Objective: To determine the diagnostic value of plasma heme oxygenase 1 (HO-1) in the occurrence, development, and pathological stages of chronic hepatitis B-related liver fibrosis. Methods: 211 outpatients and inpatients with chronic hepatitis B (CHB) and 57 healthy controls who visited the Third Hospital of Hebei Medical University were selected. Simultaneously, clinical data, peripheral blood routine and serum biochemical test results of the research subjects were collected. Plasma HO-1 levels were detected by enzyme-linked immunosorbent assay (ELISA). Liver fibrosis (S1 ~ 4) was staged according to liver biopsy and liver stiffness measurement (LSM). Statistical analysis: binary logistic regression was used to analyze the independent risk factors of hepatitis B-related liver fibrosis to establish a diagnostic model, and the receiver operating characteristic curve (ROC) was used to compare and analyze the staging efficiency of HO-1, new model, FIB-4 and APRI for the diagnosis of liver fibrosis.
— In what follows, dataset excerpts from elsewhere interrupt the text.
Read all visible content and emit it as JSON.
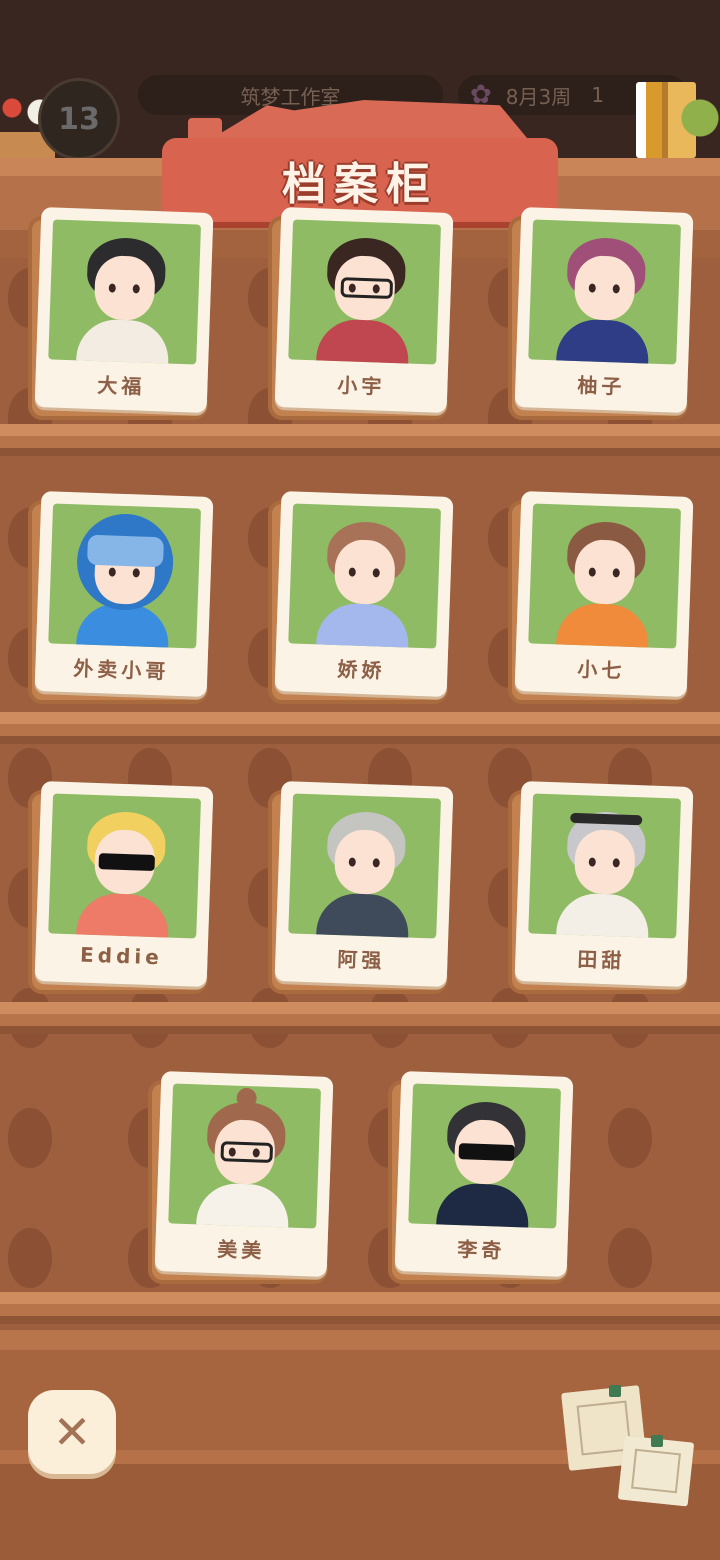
{
  "hud": {
    "level": "13",
    "studio_name": "筑梦工作室",
    "date": "8月3周",
    "date_suffix": "1"
  },
  "header": {
    "title": "档案柜"
  },
  "cards": [
    {
      "name": "大福",
      "hair": "#2c2b2e",
      "shirt": "#f3ece2",
      "accessory": "none"
    },
    {
      "name": "小宇",
      "hair": "#3a2722",
      "shirt": "#c0474f",
      "accessory": "glasses"
    },
    {
      "name": "柚子",
      "hair": "#a05078",
      "shirt": "#2f3c86",
      "accessory": "none"
    },
    {
      "name": "外卖小哥",
      "hair": "#2f78c8",
      "shirt": "#3b8de0",
      "accessory": "helmet"
    },
    {
      "name": "娇娇",
      "hair": "#a87258",
      "shirt": "#a5b8ee",
      "accessory": "none"
    },
    {
      "name": "小七",
      "hair": "#8a5a42",
      "shirt": "#ef8b3a",
      "accessory": "none"
    },
    {
      "name": "Eddie",
      "hair": "#f2d060",
      "shirt": "#ee7a68",
      "accessory": "shades"
    },
    {
      "name": "阿强",
      "hair": "#c4c4c0",
      "shirt": "#3f4a5a",
      "accessory": "none"
    },
    {
      "name": "田甜",
      "hair": "#c8c8cc",
      "shirt": "#f4efe6",
      "accessory": "headband"
    },
    {
      "name": "美美",
      "hair": "#a0684c",
      "shirt": "#f6f2ea",
      "accessory": "glasses-bun"
    },
    {
      "name": "李奇",
      "hair": "#333236",
      "shirt": "#1e2a44",
      "accessory": "shades"
    }
  ],
  "controls": {
    "close_label": "✕"
  }
}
Results: Plasma HO-1 levels were significantly higher in CHB patients than healthy controls [10.11 (7.08 ~ 13.12) ng/ml and 6.71 (5.56 ~ 8.45) ng/ml, (P < 0.001)]. There were 37, 38, 38, and 98 cases with liver fibrosis stages S1, S2, S3, and S4, respectively and plasma HO-1 level was (6.91 ± 2.80) ng/ml, (8.24 ± 2.44) ng/ml, (9.96 ± 3.46) ng/ml, (12.65 ± 3.70) ng/ml, P < 0.001. HO-1, albumin, and platelets (PLT) were independent risk factors for liver fibrosis. A HAP model was established. HAP, FIB-4 and APRI sensitivity and specificity for the diagnosis of liver fibrosis staging were as follows: ≥S2 were 84.62%, 72.35 %, 81.18% and 83.78%, 81.08%, 67.57%; ≥S3 were 80.15%, 82.09%, 85.82% and 88.64%, 76.19%, 60.32%; S4 were 90.82%, 82.29%, 86.46% and 74.37%, 65.77%, 48.65%, respectively. Conclusion: Plasma HO-1 level can reflect the severity of liver fibrosis. HAP diagnostic model can more accurately mirror the process of liver fibrosis than FIB-4 and APRI, and point clinical diagnosis and prognosis assessment.
目的: 明确血浆血红素加氧酶1(HO-1)在慢性乙型肝炎肝纤维化发生和发展及其病理分期中的诊断价值。 方法: 选择河北医科大学第三医院门诊及住院慢性乙型肝炎(CHB)患者211例,健康对照组57例。同步收集研究对象的临床资料、外周血常规及血清生物化学检测结果;血浆HO-1水平采用酶联免疫吸附法(ELISA)检测。依据肝活检、肝硬度值(LSM)进行肝纤维化(S1~4)分期。统计学分析采用二元logistic回归分析乙型肝炎肝纤维化独立危险因素,以此建立诊断模型,应用受试者操作特征曲线(ROC)对比分析HO-1、新建模型及FIB-4、APRI诊断肝纤维化分期效能。 结果: CHB患者血浆HO-1水平显著高于健康对照,分别为10.11(7.08~13.12)ng/ml、6.71(5.56~8.45)ng/ml,P < 0.001。肝纤维化S1、S2、S3、S4期依次为37、38、38、98例,血浆HO-1水平依次为(6.91±2.80)ng/ml、(8.24±2.44) ng/ml、(9.96±3.46) ng/ml、(12.65± 3.70)ng/ml,P < 0.001。HO-1、白蛋白、血小板(PLT)为肝纤维化的独立危险因素,建立HAP模型,HAP、FIB-4及APRI诊断肝纤维化分期灵敏度、特异度依次为:≥S2为84.62%、72.35%、81.18%和83.78%、81.08%、67.57%;≥S3依次为80.15%、82.09%、85.82%和88.64%、76.19%、60.32%;S4为90.82%、82.29%、86.46%和74.37%、65.77%、48.65%。 结论: 血浆HO-1水平可反映肝纤维化的严重程度,HAP诊断模型可较FIB-4、APRI更准确反映肝纤维化进程,指导临床诊断及预后评估。.
Keywords: Chronic hepatitis B; Diagnostic model; Heme oxygenase-1; Liver fibrosis.